As Ramachandran and Walz point out, the authors of the review couldn’t determine the effectiveness or impact of aid because of a “disquieting lack of data.” Part of the problem seems to stem from how data collection and management is viewed by aid workers and USG employees, who made up the vast majority of sources for the review. The report states:

During the Haiti response, limitations related to information management followed two major lines. First, there were limited data available for tactical and operational decisions; and second, there were overwhelming requests for data and information from policy leaders in Washington that made systematic data collection more difficult. These demands were often driven by reports in the media.

Thankfully, the authors note that at least “some” of those they interviewed understood that the former led to the latter: limited availability of data was what generated the “overwhelming” number of requests. Others told the authors that requests for information “detracted from the on-ground response” as they were forced to “’chase down’ facts.”

Of course, data is important to the on-the-ground response as well, as the report points out:

Data collection, through surveys and assessments, is an essential component for managing a disaster response. Surveys and assessments are used to identify the needs of the affected population to direct the response. Ideally, these types of data can be used to measure the overall impact of the humanitarian response.

So while chasing down data may have detracted from the response, if those same responders had had data to begin with, they might have been able to respond more effectively.

Perhaps part of the problem is also the type of data that is collected. The review authors point out that there “is a great deal of information available on output indicators, such as liters of water or tons of food delivered, but limited information on the actual impact or outcomes of these interventions.” Similarly, NGOs criticized USAID as the “focus of USAID monitoring and evaluation was on numbers as opposed to the quality of the response.” The report continues, “NGOs felt that too much emphasis was placed by USAID on quantitative results, such as the number of temporary shelters constructed, rather than the sustainability of these shelters.”

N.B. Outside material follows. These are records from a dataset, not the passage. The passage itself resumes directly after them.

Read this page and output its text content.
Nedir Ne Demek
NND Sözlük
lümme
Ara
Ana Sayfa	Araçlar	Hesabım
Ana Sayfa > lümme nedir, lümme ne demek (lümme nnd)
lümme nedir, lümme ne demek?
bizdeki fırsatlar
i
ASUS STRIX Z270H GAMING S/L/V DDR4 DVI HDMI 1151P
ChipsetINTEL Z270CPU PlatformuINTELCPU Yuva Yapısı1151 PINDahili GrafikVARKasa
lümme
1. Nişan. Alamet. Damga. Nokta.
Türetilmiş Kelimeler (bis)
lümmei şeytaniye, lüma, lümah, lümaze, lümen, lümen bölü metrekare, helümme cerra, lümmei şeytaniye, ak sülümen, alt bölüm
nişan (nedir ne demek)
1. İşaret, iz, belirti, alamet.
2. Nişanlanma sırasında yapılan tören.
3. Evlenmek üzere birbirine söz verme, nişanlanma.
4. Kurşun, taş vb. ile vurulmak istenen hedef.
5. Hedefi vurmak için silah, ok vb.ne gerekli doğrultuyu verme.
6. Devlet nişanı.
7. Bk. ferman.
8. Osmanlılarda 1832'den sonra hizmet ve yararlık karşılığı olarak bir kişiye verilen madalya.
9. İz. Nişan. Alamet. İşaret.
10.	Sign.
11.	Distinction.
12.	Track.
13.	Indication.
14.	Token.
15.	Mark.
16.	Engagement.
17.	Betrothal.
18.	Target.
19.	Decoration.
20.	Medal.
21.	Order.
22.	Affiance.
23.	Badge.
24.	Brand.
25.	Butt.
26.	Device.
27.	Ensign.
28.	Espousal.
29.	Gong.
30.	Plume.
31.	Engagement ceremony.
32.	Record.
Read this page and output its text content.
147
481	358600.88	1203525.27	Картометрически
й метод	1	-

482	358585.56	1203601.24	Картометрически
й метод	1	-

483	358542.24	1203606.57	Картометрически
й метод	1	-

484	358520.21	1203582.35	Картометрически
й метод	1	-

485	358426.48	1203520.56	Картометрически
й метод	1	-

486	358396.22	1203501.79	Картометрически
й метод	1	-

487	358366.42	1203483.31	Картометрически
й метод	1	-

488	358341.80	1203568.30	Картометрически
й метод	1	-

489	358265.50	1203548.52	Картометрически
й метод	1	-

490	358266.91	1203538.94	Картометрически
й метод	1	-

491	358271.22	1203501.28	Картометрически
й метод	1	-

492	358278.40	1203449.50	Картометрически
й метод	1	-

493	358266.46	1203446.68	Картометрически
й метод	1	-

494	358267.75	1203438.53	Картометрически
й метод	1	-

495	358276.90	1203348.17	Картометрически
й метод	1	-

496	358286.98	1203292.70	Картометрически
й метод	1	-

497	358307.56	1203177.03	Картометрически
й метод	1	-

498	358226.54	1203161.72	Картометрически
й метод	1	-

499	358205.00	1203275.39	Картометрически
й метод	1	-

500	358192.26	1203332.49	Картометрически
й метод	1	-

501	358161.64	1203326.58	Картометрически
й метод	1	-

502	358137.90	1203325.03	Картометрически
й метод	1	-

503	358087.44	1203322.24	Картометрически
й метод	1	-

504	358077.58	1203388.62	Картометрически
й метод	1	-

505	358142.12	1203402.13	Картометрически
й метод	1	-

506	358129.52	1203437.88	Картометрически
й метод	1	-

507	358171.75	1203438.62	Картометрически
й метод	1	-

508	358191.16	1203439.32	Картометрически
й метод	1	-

By making data collection and management a more important part of relief efforts, and incorporating greater reporting requirements into contracts and grants, not only would aid workers not have to “chase down” information after the fact, but aid could be delivered more effectively to those in need. Meanwhile, those tasked with reviewing the U.S. government’s response to a humanitarian crisis might actually be able to evaluate how effective it was.